Quem acha que a deterioração da economia brasileira é transitória – e que nunca haverá insolvência do governo – considera um calendário no qual 2020 não existiu, pois a paralisia sincronizada da economia por razões sanitárias nada mais fez do que interromper um período já lento e de baixo crescimento. Tal fato não deveria dar a impressão de que a estagnação e o déficit das contas públicas vão passar como mágica, quando a pandemia acabar.  

Só assim é possível aceitar explicações mecânicas e conformistas para tamanha redução das perspectivas econômicas. Será um desastre inevitável se a pressão por mais gasto e os aumentos do déficit e da dívida pública se somarem à permanência da trajetória de paralisia política pelo jogo não cooperativo entre o governo e o parlamento. E, principalmente, pela presença da inconcebível rivalidade política na gestão desastrosa da disseminação de casos e mortes provocados pelo covid-19.

O comportamento cauteloso dos consumidores, a volatilidade dos índices de confiança e a manutenção da incerteza nos cálculos dos agentes econômicos têm explicação. São fortemente agravados pelas altas taxas de desemprego e pela má ação técnica, ou pela omissão de autoridades insensíveis à gravidade da crise.  

Sem falar que temos um governo despreocupado com a agenda de reformas que possam corrigir rumos na onerosa máquina pública e impedir a esterilidade da atividade produtiva. Tudo somado, podemos dizer que 2020 é um ano perdido e que o País só se recupera se dobrar a aposta e viver, em 2021, dois anos em um.

Apesar de estar, sim, predominando a improvisação, isso não quer dizer que tudo deva ser considerado ruim. Algumas boas notícias vieram do exterior com os sinais de mudança na política norte-americana e a informação sobre a possibilidade da vacina. Internamente, a decisão moderada do eleitorado das cidades de prestigiar, com a reeleição, o prefeito conhecido sinalizou que a densidade política do candidato voltou a ser mais importante do que a densidade digital.  

Contudo, não é possível descuidar do principal: o fato de que sem mudança estrutural na administração pública e no padrão das atividades fiscal e tributária praticadas pelo Estado é impossível apostar num ritmo otimista de recuperação e expansão da atividade econômica.

No cenário político, predominam a rivalidade, o fracionamento partidário e a inércia.
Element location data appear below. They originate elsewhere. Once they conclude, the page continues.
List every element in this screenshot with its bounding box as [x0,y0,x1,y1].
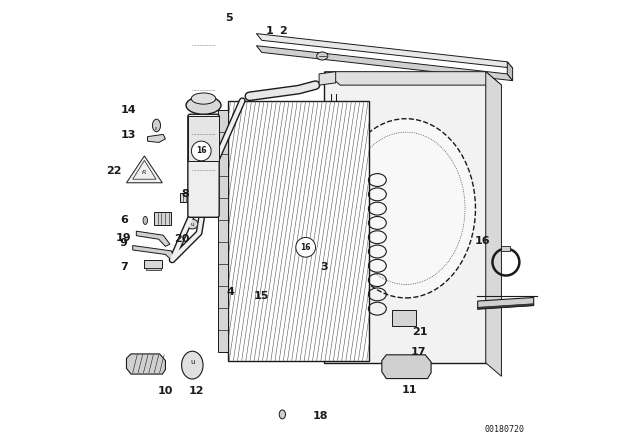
Text: 3: 3 [321,262,328,271]
Polygon shape [136,231,170,246]
Text: 9: 9 [120,238,128,248]
Bar [228,101,369,361]
Polygon shape [477,297,534,309]
Text: 16: 16 [474,236,490,246]
Ellipse shape [337,119,476,298]
Polygon shape [127,156,163,183]
Polygon shape [257,46,513,81]
Bar [218,110,228,352]
Text: 13: 13 [120,130,136,140]
Text: 22: 22 [106,166,122,176]
Text: 2: 2 [280,26,287,36]
Text: 19: 19 [116,233,132,243]
Text: 14: 14 [120,105,136,115]
Bar [154,212,172,225]
Polygon shape [319,72,336,85]
Ellipse shape [143,216,148,224]
Text: u: u [190,359,195,365]
Text: u: u [191,221,194,227]
Polygon shape [477,304,534,309]
Circle shape [191,141,211,161]
Polygon shape [486,72,502,376]
Text: 17: 17 [411,347,426,357]
Bar [502,246,511,251]
Polygon shape [188,116,220,161]
Text: R: R [142,170,147,175]
Polygon shape [382,355,431,379]
Text: 16: 16 [196,146,207,155]
Polygon shape [127,354,165,374]
Bar [145,260,163,268]
Bar [392,310,417,326]
Bar [146,268,161,270]
Polygon shape [324,72,486,363]
Polygon shape [508,62,513,81]
Text: 7: 7 [120,262,127,271]
Text: 20: 20 [174,234,189,244]
Polygon shape [132,246,174,260]
Ellipse shape [187,219,198,229]
Text: 11: 11 [402,385,417,395]
Text: 18: 18 [312,411,328,421]
Text: lll: lll [155,127,158,131]
Bar [180,193,194,202]
Text: 5: 5 [225,13,232,23]
Ellipse shape [182,351,203,379]
Bar [228,101,369,361]
Polygon shape [218,110,228,352]
Text: 1: 1 [266,26,274,36]
Text: 12: 12 [189,386,205,396]
Ellipse shape [186,96,221,114]
Text: 00180720: 00180720 [484,425,525,434]
Polygon shape [148,134,165,142]
FancyBboxPatch shape [188,114,219,217]
Polygon shape [324,72,502,85]
Text: 21: 21 [413,327,428,336]
Ellipse shape [152,119,161,132]
Text: 15: 15 [254,291,269,301]
Text: 10: 10 [157,386,173,396]
Ellipse shape [191,93,216,104]
Polygon shape [257,34,513,68]
Text: 16: 16 [300,243,311,252]
Ellipse shape [317,52,328,60]
Text: 6: 6 [120,215,128,224]
Text: 4: 4 [227,287,234,297]
Circle shape [296,237,316,257]
Ellipse shape [279,410,285,419]
Text: 8: 8 [182,189,189,198]
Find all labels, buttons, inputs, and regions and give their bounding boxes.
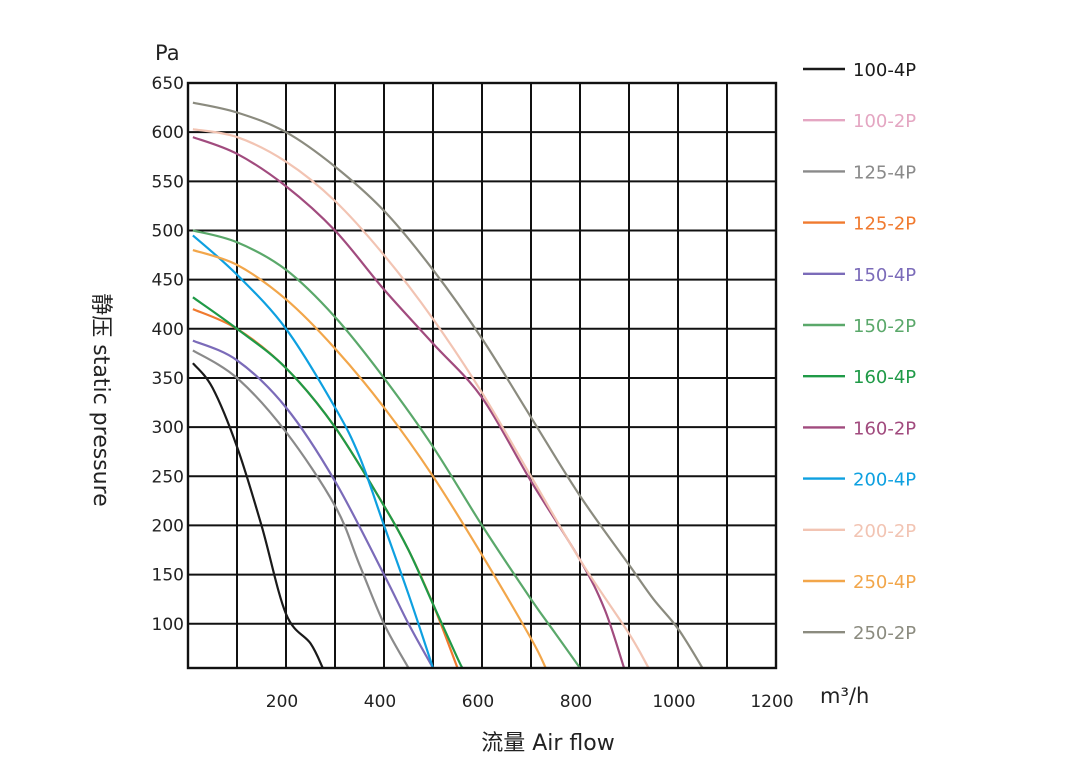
x-tick-label: 1200: [750, 692, 793, 712]
legend-item-200-2P: 200-2P: [803, 521, 916, 542]
series-line-160-4P: [192, 296, 464, 669]
legend-label: 160-2P: [853, 418, 916, 439]
x-axis-title: 流量 Air flow: [481, 731, 615, 756]
y-axis-title: 静压 static pressure: [88, 293, 113, 506]
y-tick-label: 450: [152, 271, 184, 291]
legend-label: 250-4P: [853, 572, 916, 593]
legend-label: 100-4P: [853, 60, 916, 81]
legend-item-200-4P: 200-4P: [803, 470, 916, 491]
legend-item-125-4P: 125-4P: [803, 162, 916, 183]
x-tick-label: 1000: [652, 692, 695, 712]
y-tick-labels: 100 150 200 250 300 350 400 450 500 550 600 650: [152, 74, 184, 635]
legend-label: 250-2P: [853, 623, 916, 644]
series-curves: [192, 101, 704, 669]
legend-item-150-2P: 150-2P: [803, 316, 916, 337]
y-unit-label: Pa: [155, 41, 180, 65]
legend-item-250-4P: 250-4P: [803, 572, 916, 593]
y-tick-label: 600: [152, 123, 184, 143]
series-line-150-4P: [192, 339, 434, 669]
y-tick-label: 200: [152, 516, 184, 536]
series-line-125-4P: [192, 349, 410, 669]
plot-frame: [186, 81, 778, 670]
y-tick-label: 300: [152, 418, 184, 438]
x-tick-label: 800: [560, 692, 592, 712]
legend-item-125-2P: 125-2P: [803, 214, 916, 235]
y-tick-label: 500: [152, 221, 184, 241]
x-unit-label: m³/h: [820, 684, 869, 708]
y-tick-label: 350: [152, 369, 184, 389]
x-tick-labels: 200 400 600 800 1000 1200: [266, 692, 794, 712]
legend-label: 160-4P: [853, 367, 916, 388]
x-tick-label: 600: [462, 692, 494, 712]
series-line-100-4P: [192, 362, 324, 669]
legend-label: 150-2P: [853, 316, 916, 337]
series-line-150-2P: [192, 229, 581, 669]
x-tick-label: 200: [266, 692, 298, 712]
legend-label: 125-2P: [853, 214, 916, 235]
series-line-200-2P: [192, 128, 650, 669]
legend-label: 150-4P: [853, 265, 916, 286]
series-line-250-4P: [192, 249, 547, 669]
y-tick-label: 550: [152, 172, 184, 192]
legend-item-160-4P: 160-4P: [803, 367, 916, 388]
series-line-160-2P: [192, 136, 626, 669]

A falta de consenso sobre como deve ser o processo e a composição das chapas para a sucessão na Câmara e no Senado é um fator desestabilizador de perspectivas, dificultando o planejamento de médio prazo.  

Enfim, mesmo tendo injetado, corretamente, bilhões na economia por razões emergenciais, o governo deve explicações à sociedade. Para entender a crise que estamos vivendo e poder atuar racionalmente, é preciso não aceitar a ideia de que tal emergência é mera “troca de pneu furado em carro bom”. Ora, o que a pandemia fez foi desorganizar mais ainda nossa desorganizada forma de dirigir o veículo pesado do Estado.

Por isso, podemos dizer que sem alterar a forma de arrecadar e gastar, a parte maldita do governo iniciará o ano, novamente, como o principal fator de restrição ao crescimento do País.